I used a variac to slowly ramp up the voltages to reform the electrolytics. The voltages on each of the two capacitors that form the doubler were monitored during the ramp-up to assure they were equal.
I used a grid dip meter to confirm that the rig was capable of resonance on each of the ham bands. I then installed a 40 meter crystal and preset the transmitter controls to that frequency using the dip meter. A 40 watt lamp was connected as a dummy load. I powered the set in tune-up but had no indication on the RF meter. My portable frequency counter showed no indication of RF when held near the oscillator/ buffer tube with the shield removed. Swapping tubes did not change the symptoms.
I shut the unit down and checked all of the connections to the oscillator. The problem was found very quickly. The closed-circuit phone jack for the code key was open circuit. Reminded myself to never overlook the simple when troubleshooting. Cleaning the jack and some mechanical adjustment solved the problem. Of course, plugging in a key would also have solved the problem.
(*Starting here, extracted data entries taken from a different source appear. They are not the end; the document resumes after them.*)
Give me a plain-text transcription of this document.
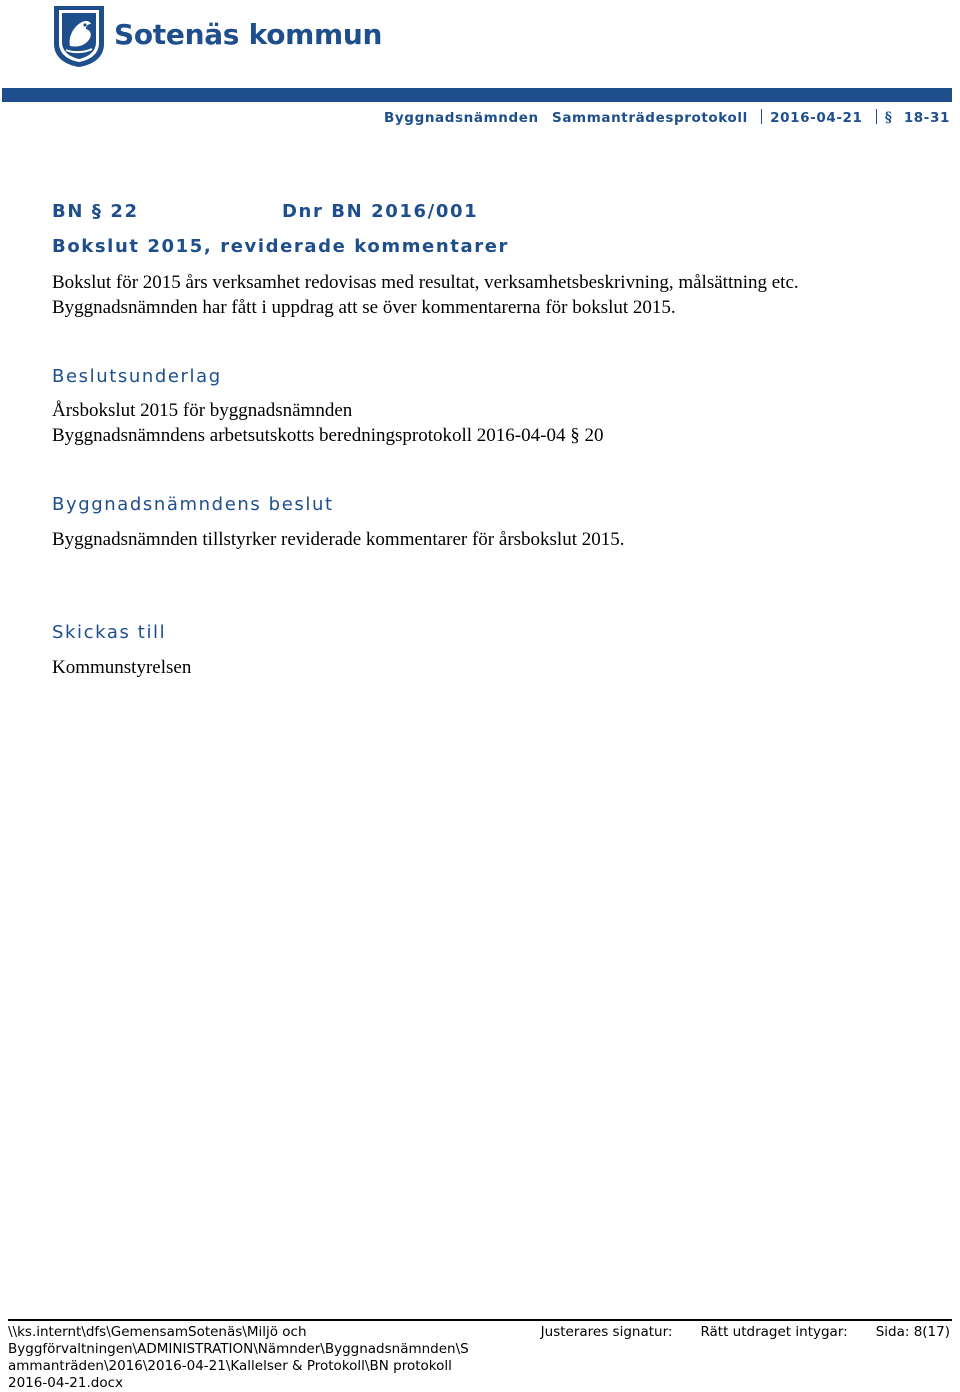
Sotenäs kommun
Byggnadsnämnden Sammanträdesprotokoll 2016-04-21 § 18-31
BN § 22	Dnr BN 2016/001
Bokslut 2015, reviderade kommentarer
Bokslut för 2015 års verksamhet redovisas med resultat, verksamhetsbeskrivning, målsättning etc.
Byggnadsnämnden har fått i uppdrag att se över kommentarerna för bokslut 2015.
Beslutsunderlag
Årsbokslut 2015 för byggnadsnämnden
Byggnadsnämndens arbetsutskotts beredningsprotokoll 2016-04-04 § 20
Byggnadsnämndens beslut
Byggnadsnämnden tillstyrker reviderade kommentarer för årsbokslut 2015.
Skickas till
Kommunstyrelsen
\\ks.internt\dfs\GemensamSotenäs\Miljö och
Byggförvaltningen\ADMINISTRATION\Nämnder\Byggnadsnämnden\S
ammanträden\2016\2016-04-21\Kallelser & Protokoll\BN protokoll
2016-04-21.docx
Justerares signatur: Rätt utdraget intygar: Sida: 8(17)
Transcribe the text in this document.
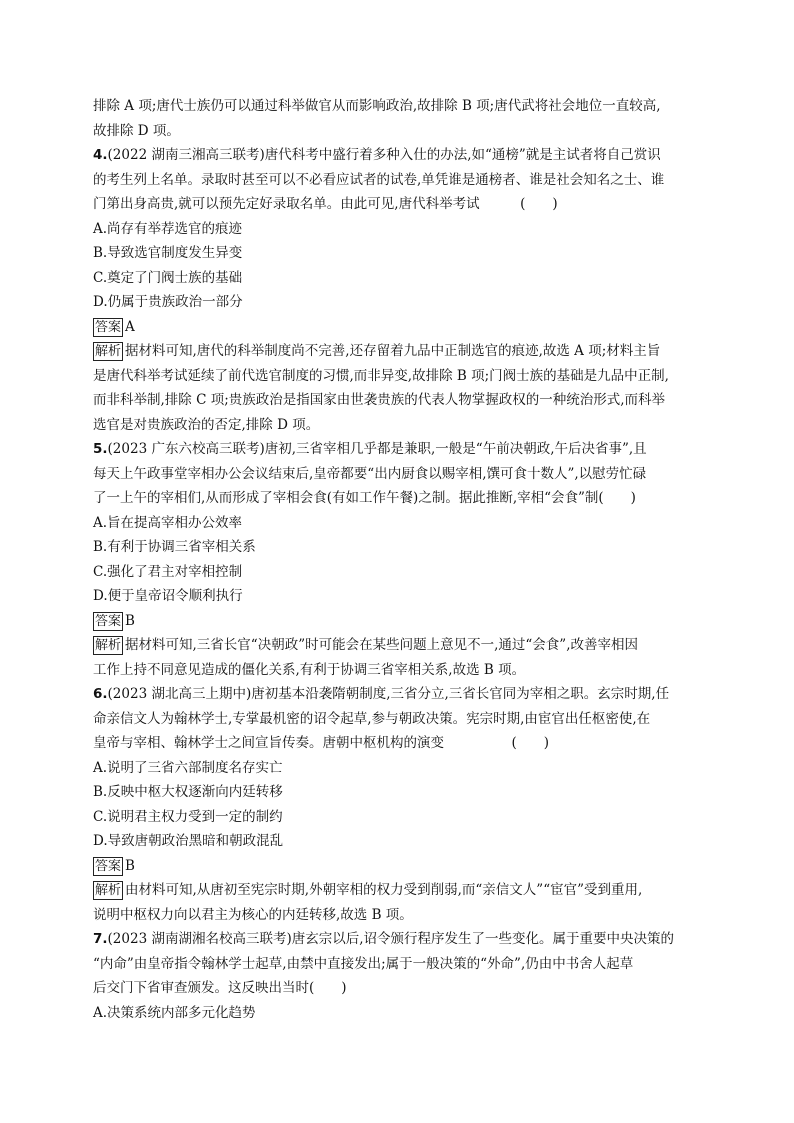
排除 A 项;唐代士族仍可以通过科举做官从而影响政治,故排除 B 项;唐代武将社会地位一直较高,
故排除 D 项。
4.(2022 湖南三湘高三联考)唐代科考中盛行着多种入仕的办法,如“通榜”就是主试者将自己赏识
的考生列上名单。录取时甚至可以不必看应试者的试卷,单凭谁是通榜者、谁是社会知名之士、谁
门第出身高贵,就可以预先定好录取名单。由此可见,唐代科举考试　　　(　　)
A.尚存有举荐选官的痕迹
B.导致选官制度发生异变
C.奠定了门阀士族的基础
D.仍属于贵族政治一部分
答案 A
解析 据材料可知,唐代的科举制度尚不完善,还存留着九品中正制选官的痕迹,故选 A 项;材料主旨
是唐代科举考试延续了前代选官制度的习惯,而非异变,故排除 B 项;门阀士族的基础是九品中正制,
而非科举制,排除 C 项;贵族政治是指国家由世袭贵族的代表人物掌握政权的一种统治形式,而科举
选官是对贵族政治的否定,排除 D 项。
5.(2023 广东六校高三联考)唐初,三省宰相几乎都是兼职,一般是“午前决朝政,午后决省事”,且
每天上午政事堂宰相办公会议结束后,皇帝都要“出内厨食以赐宰相,馔可食十数人”,以慰劳忙碌
了一上午的宰相们,从而形成了宰相会食(有如工作午餐)之制。据此推断,宰相“会食”制(　　)
A.旨在提高宰相办公效率
B.有利于协调三省宰相关系
C.强化了君主对宰相控制
D.便于皇帝诏令顺利执行
答案 B
解析 据材料可知,三省长官“决朝政”时可能会在某些问题上意见不一,通过“会食”,改善宰相因
工作上持不同意见造成的僵化关系,有利于协调三省宰相关系,故选 B 项。
6.(2023 湖北高三上期中)唐初基本沿袭隋朝制度,三省分立,三省长官同为宰相之职。玄宗时期,任
命亲信文人为翰林学士,专掌最机密的诏令起草,参与朝政决策。宪宗时期,由宦官出任枢密使,在
皇帝与宰相、翰林学士之间宣旨传奏。唐朝中枢机构的演变　　　　　(　　)
A.说明了三省六部制度名存实亡
B.反映中枢大权逐渐向内廷转移
C.说明君主权力受到一定的制约
D.导致唐朝政治黑暗和朝政混乱
答案 B
解析 由材料可知,从唐初至宪宗时期,外朝宰相的权力受到削弱,而“亲信文人”“宦官”受到重用,
说明中枢权力向以君主为核心的内廷转移,故选 B 项。
7.(2023 湖南湖湘名校高三联考)唐玄宗以后,诏令颁行程序发生了一些变化。属于重要中央决策的
“内命”由皇帝指令翰林学士起草,由禁中直接发出;属于一般决策的“外命”,仍由中书舍人起草
后交门下省审查颁发。这反映出当时(　　)
A.决策系统内部多元化趋势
After the key jack was properly grounded, the dummy load lamp lit properly although both the 40 and 80 meter settings required the full antenna loading capacitance and appeared to need even more antenna loading than was possible on 80 meters. At this point I got suspicious. A quick glance at the chassis confirmed that suspicion. I should have spotted it earlier. With a kit, you never quite know whether it was built properly. See if you can spot the problem by looking at the following pictures of the chassis as tested and as repaired.
Knight T-60 with problem
The transmitter would have had difficulty loading properly on 80 meters and possibly 40. I'm surprised that the narrow spacing of the loading cap could handle the relatively high RF voltages on the tuning side but there was no evidence of flashover.
Knight T-60 lighting 40 watt dummy load
T-60 Allied catalog ad opposite companion R-55 receiver.
George KX4XK's novice setup with a Knight T-60 and BC-342 as WN5BRS.
Field Day at Lake Altus, Oklahoma circa 1963 with a '58 Plymouth. The right way to tail-gate!